André Mendonça afasta diretor-geral da PF por monitoramento ilegal em caso do Banco Master
Ministro do STF também determinou o afastamento preventivo do diretor de Inteligência da Polícia Federal e apontou suposto monitoramento ilegal contra ele
O ministro André Mendonça, do Supremo Tribunal Federal (STF), decidiu nesta terça-feira (8) afastar o diretor-geral da Polícia Federal, Andrei Rodrigues, de suas funções no âmbito do caso envolvendo o Banco Master.
Mendonça, que é relator do processo, também determinou o afastamento preventivo do diretor de Inteligência da PF, Leandro Almada. A decisão atende a um pedido apresentado pelo partido Novo.
O ministro justificou a urgência da medida diante do que classificou como “superlativa gravidade” e “ilicitude” na divulgação de relatórios de inteligência da Polícia Federal pelo ministro Alexandre de Moraes, também integrante do STF.
Documento divulgado por Moraes é questionado
A decisão ocorre após Alexandre de Moraes ter divulgado, na semana passada, um relatório atribuído à Polícia Federal que apontava um possível direcionamento das investigações do caso Banco Master contra adversários políticos de Mendonça.
Segundo o relator, o documento não possui assinatura, timbre ou cabeçalho da Polícia Federal.
“Inicialmente, verifica-se que o ‘documento’ é apócrifo, sem timbre ou qualquer outro símbolo gráfico capaz de lhe empregar o mínimo grau de legitimidade e confiabilidade”, afirmou Mendonça.
O ministro destacou ainda que o episódio exige providências imediatas para evitar novas violações às prerrogativas da magistratura, da advocacia pública e da própria atividade policial.
Mendonça denuncia monitoramento pela PF
André Mendonça afirmou que o próprio relatório divulgado reconhece que suas inferências não possuem valor probatório.
O ministro citou um ofício assinado pelo diretor-geral Andrei Rodrigues informando que pelo menos seis relatórios teriam sido produzidos tendo Mendonça como alvo.
De acordo com a decisão, os documentos teriam sido recebidos pela direção da Polícia Federal entre os dias 3 e 31 de agosto de 2026.
“Ou seja, ao menos há mais de 30 dias este relator tem sido monitorado pela Polícia Federal.
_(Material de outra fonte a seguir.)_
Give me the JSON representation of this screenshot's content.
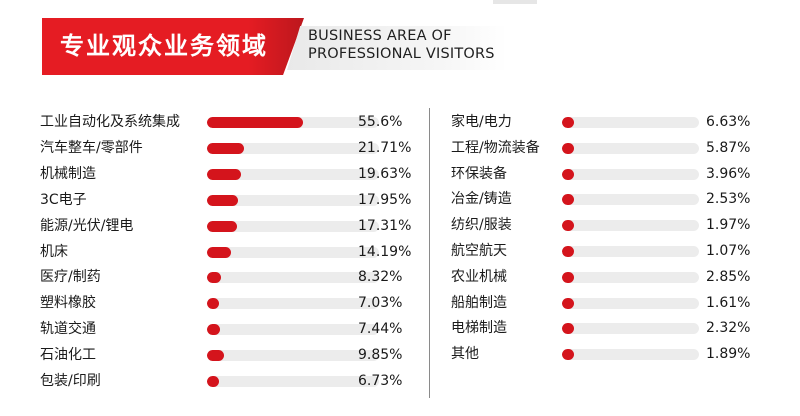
{
  "header": {
    "title": "专业观众业务领域",
    "subtitle_line1": "BUSINESS AREA OF",
    "subtitle_line2": "PROFESSIONAL VISITORS",
    "accent_color": "#e51c23"
  },
  "chart_data": {
    "type": "bar",
    "orientation": "horizontal",
    "bar_color": "#d4141c",
    "track_color": "#ececec",
    "xlim": [
      0,
      100
    ],
    "columns": [
      {
        "categories": [
          "工业自动化及系统集成",
          "汽车整车/零部件",
          "机械制造",
          "3C电子",
          "能源/光伏/锂电",
          "机床",
          "医疗/制药",
          "塑料橡胶",
          "轨道交通",
          "石油化工",
          "包装/印刷"
        ],
        "values": [
          55.6,
          21.71,
          19.63,
          17.95,
          17.31,
          14.19,
          8.32,
          7.03,
          7.44,
          9.85,
          6.73
        ],
        "labels": [
          "55.6%",
          "21.71%",
          "19.63%",
          "17.95%",
          "17.31%",
          "14.19%",
          "8.32%",
          "7.03%",
          "7.44%",
          "9.85%",
          "6.73%"
        ]
      },
      {
        "categories": [
          "家电/电力",
          "工程/物流装备",
          "环保装备",
          "冶金/铸造",
          "纺织/服装",
          "航空航天",
          "农业机械",
          "船舶制造",
          "电梯制造",
          "其他"
        ],
        "values": [
          6.63,
          5.87,
          3.96,
          2.53,
          1.97,
          1.07,
          2.85,
          1.61,
          2.32,
          1.89
        ],
        "labels": [
          "6.63%",
          "5.87%",
          "3.96%",
          "2.53%",
          "1.97%",
          "1.07%",
          "2.85%",
          "1.61%",
          "2.32%",
          "1.89%"
        ]
      }
    ]
  }
}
Trata-se de monitoramento ilícito de Ministro da Suprema Corte do país”, escreveu Mendonça.
O ministro afirmou ainda ter sido submetido a um “monitoramento sistemático” pela área de inteligência da Polícia Federal.
Guerra de relatórios no Supremo
O relatório questionado foi divulgado por Alexandre de Moraes no âmbito do chamado inquérito das Fake News, do qual ele é relator.
Moraes encaminhou o documento ao presidente do STF, Edson Fachin, apontando possíveis atos de abuso de autoridade, improbidade administrativa e crime de responsabilidade atribuídos a Mendonça.
A movimentação ocorreu após Mendonça divulgar um relatório ligado à Operação Compliance Zero, que reúne mensagens atribuídas ao ex-banqueiro Daniel Vorcaro, antigo dono do Banco Master.
As mensagens foram recuperadas de um celular apreendido durante as investigações sobre supostas fraudes financeiras bilionárias.
Segundo o relatório divulgado por Mendonça, algumas conversas indicariam uma relação de proximidade entre Vorcaro e um interlocutor identificado pela Polícia Federal como Alexandre de Moraes.
Uma das mensagens mencionaria um contrato de R$ 131 milhões entre o Banco Master e o escritório de advocacia da advogada Viviane Barci de Moraes, esposa do ministro.
Outra conversa indicaria que Vorcaro teria buscado informações sobre uma possível operação da Polícia Federal contra ele.
Alexandre de Moraes negou ter mantido contato com o ex-banqueiro.
Polícia Federal ainda não se manifestou
A Polícia Federal foi procurada para comentar a decisão de André Mendonça e os afastamentos determinados pelo ministro.
Até o momento, a corporação não havia se manifestado.
O caso amplia a crise institucional envolvendo integrantes do Supremo Tribunal Federal e a Polícia Federal e ocorre após 13 ex-ministros da Corte divulgarem uma carta pedindo uma apuração rigorosa sobre denúncias envolvendo membros do tribunal.